The Annals of the Kingdom of Ireland, recount how in 1601, Prince Hugh Roe O'Donnell, on his way to the Battle of Kinsale, sent some of his kinsmen troops there to reconquer Ardfert, Lixnaw, and Ballykeally for his ally FitzMaurice. En route, he visited and venerated a relic of the True Cross (Holy rood) on the Feast of St. Andrew, on 30 November 1601, at Holy Cross Abbey, near Thurles, County Tipperary, which was a rallying point for the defence of religious freedom and for Irish sovereignty. From there he sent an expedition to Ardfert, to win a quick victory and recover the territory of his ally, Fitzmaurice, Lord of Kerry, who had lost it and his 9-year-old son, to Sir Charles Wilmot. The expedition captured Caislean Gearr (Short Castle, of which no trace remains), adjacent to the Cathedral in Ardfert. An O'Donnell from Tyrconnell remained behind in stewardship to hold it, according to "The Life of Hugh Roe O'Donnell, Prince of Tyrconnell"written by Lughaidh O'Cléirigh, circa 1603 in Gaelic.

A large tomb in the grounds of the cathedral was built much later by John O'Donnell (1803–1879), the most prominent descendant two centuries later, and whose own direct male descendant was the late Patrick Denis O'Donnell (1922–2005), the Irish military historian. He owned the summit overlooking Ardfert (Mt. Crusline, Ballintobeenig, from where his ancestral O'Donnell of Tyrconnell, under authority of Prince Hugh Roe O'Donnell would have launched the battle to regain Ardfert for Lord Kerry in 1601).

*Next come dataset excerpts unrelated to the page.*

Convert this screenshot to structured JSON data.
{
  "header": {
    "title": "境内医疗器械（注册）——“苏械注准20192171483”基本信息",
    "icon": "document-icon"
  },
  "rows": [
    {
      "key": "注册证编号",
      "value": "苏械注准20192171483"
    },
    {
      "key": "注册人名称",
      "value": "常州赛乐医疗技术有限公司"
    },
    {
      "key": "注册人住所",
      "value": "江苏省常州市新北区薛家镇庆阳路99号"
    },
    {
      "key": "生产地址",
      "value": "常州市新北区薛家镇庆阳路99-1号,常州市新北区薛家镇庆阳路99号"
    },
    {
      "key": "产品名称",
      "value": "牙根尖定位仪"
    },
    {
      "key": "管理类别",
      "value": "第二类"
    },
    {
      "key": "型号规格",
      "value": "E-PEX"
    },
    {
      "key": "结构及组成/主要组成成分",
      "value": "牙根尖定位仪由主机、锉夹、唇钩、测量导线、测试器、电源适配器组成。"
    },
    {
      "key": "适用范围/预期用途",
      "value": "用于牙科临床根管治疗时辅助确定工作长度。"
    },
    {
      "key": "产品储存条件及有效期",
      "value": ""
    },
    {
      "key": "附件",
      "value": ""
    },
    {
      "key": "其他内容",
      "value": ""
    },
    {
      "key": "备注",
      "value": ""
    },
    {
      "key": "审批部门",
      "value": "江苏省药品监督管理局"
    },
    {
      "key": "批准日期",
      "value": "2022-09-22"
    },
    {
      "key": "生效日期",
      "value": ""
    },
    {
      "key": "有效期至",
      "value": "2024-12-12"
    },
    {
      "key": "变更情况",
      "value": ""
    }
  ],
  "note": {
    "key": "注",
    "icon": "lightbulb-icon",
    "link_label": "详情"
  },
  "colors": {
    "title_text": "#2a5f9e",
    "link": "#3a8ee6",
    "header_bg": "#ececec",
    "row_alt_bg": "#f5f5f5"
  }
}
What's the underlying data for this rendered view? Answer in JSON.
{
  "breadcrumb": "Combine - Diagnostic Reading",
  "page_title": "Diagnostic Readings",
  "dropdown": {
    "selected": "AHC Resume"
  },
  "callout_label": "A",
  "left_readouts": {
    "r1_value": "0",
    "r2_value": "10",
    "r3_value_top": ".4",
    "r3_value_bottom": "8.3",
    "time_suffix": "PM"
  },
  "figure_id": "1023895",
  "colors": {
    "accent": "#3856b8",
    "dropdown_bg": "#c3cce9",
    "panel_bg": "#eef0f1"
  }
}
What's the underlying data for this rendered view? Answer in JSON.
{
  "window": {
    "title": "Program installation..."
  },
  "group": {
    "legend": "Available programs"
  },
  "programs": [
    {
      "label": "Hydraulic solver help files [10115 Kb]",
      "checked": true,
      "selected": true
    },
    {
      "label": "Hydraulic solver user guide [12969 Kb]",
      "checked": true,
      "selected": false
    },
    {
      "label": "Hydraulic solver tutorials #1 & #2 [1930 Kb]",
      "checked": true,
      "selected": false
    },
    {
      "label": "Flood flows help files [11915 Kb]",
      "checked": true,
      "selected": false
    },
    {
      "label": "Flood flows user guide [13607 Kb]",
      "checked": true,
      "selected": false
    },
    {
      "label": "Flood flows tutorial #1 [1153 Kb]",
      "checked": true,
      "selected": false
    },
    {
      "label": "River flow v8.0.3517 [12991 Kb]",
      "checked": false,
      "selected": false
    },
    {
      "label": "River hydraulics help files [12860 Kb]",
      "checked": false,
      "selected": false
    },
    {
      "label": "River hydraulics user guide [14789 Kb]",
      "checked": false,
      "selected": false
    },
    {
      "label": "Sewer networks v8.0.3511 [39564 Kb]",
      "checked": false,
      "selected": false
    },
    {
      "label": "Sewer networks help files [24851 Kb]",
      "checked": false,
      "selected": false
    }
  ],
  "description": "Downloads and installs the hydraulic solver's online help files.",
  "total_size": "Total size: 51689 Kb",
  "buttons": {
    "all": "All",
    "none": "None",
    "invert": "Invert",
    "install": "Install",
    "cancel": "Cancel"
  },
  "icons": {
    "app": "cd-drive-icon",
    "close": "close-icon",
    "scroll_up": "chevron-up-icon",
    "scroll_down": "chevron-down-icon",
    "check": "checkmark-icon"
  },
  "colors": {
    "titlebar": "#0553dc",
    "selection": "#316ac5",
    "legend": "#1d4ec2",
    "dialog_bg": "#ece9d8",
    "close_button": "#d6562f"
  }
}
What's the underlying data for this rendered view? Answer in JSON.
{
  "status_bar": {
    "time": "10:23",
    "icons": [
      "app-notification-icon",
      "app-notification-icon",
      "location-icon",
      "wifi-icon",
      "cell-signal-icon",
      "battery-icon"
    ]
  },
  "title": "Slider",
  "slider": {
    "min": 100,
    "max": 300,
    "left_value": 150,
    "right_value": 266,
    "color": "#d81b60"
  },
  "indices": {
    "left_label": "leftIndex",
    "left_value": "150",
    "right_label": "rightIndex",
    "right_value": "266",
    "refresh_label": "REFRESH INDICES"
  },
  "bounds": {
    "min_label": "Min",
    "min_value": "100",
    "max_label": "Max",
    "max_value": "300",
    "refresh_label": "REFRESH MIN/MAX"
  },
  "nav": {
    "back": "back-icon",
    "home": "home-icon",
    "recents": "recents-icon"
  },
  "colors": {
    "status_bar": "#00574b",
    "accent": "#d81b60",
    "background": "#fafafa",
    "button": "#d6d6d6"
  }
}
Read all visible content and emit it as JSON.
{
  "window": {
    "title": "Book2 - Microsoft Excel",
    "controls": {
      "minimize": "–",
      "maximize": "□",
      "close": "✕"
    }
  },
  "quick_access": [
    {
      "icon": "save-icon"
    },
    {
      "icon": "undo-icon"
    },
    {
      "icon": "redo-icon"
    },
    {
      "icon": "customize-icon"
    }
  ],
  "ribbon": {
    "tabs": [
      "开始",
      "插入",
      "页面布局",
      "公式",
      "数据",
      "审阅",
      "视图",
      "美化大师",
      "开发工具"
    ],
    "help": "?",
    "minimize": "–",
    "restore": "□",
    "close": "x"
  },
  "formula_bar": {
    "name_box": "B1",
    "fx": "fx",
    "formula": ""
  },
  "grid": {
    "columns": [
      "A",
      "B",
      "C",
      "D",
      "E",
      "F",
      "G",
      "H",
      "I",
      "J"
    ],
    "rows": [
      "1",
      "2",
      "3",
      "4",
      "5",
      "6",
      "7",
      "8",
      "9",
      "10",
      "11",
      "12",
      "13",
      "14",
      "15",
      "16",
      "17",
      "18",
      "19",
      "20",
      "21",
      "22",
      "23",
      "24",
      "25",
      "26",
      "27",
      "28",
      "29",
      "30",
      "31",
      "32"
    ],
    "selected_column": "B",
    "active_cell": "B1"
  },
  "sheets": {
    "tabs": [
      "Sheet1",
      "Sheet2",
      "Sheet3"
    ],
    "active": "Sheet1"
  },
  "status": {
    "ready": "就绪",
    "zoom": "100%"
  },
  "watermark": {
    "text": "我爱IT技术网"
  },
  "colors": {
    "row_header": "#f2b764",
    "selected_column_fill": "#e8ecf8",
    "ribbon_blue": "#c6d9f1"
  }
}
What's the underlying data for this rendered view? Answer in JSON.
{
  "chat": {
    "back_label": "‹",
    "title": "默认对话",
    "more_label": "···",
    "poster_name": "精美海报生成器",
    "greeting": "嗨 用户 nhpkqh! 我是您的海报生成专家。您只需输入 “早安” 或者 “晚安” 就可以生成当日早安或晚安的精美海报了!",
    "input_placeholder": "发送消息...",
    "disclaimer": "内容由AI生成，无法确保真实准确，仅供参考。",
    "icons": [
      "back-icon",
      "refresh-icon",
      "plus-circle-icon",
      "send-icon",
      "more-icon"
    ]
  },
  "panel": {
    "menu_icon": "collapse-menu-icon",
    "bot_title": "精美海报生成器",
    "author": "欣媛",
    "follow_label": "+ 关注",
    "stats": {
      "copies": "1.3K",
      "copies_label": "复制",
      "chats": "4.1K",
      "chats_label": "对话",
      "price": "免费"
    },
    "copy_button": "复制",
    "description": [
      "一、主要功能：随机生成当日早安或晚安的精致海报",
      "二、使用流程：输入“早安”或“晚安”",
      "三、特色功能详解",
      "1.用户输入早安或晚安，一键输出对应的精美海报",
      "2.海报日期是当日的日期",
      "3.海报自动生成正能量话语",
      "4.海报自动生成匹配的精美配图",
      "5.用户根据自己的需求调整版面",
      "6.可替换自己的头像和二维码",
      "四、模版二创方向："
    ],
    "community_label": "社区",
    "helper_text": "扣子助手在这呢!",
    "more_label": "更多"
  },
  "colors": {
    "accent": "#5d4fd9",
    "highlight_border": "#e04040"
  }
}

The family seat of John O'Donnell, at Tubrid mentioned by Samuel Lewis in his 1837 Topographical Dictionary of Ireland, passed through a female line to the O'Carrolls. The house expanded by John O'Donnell in Tubridmore was listed as an intended "protected structure" in the archaeological monuments section of the draft Kerry County Development Plan 2015–2021.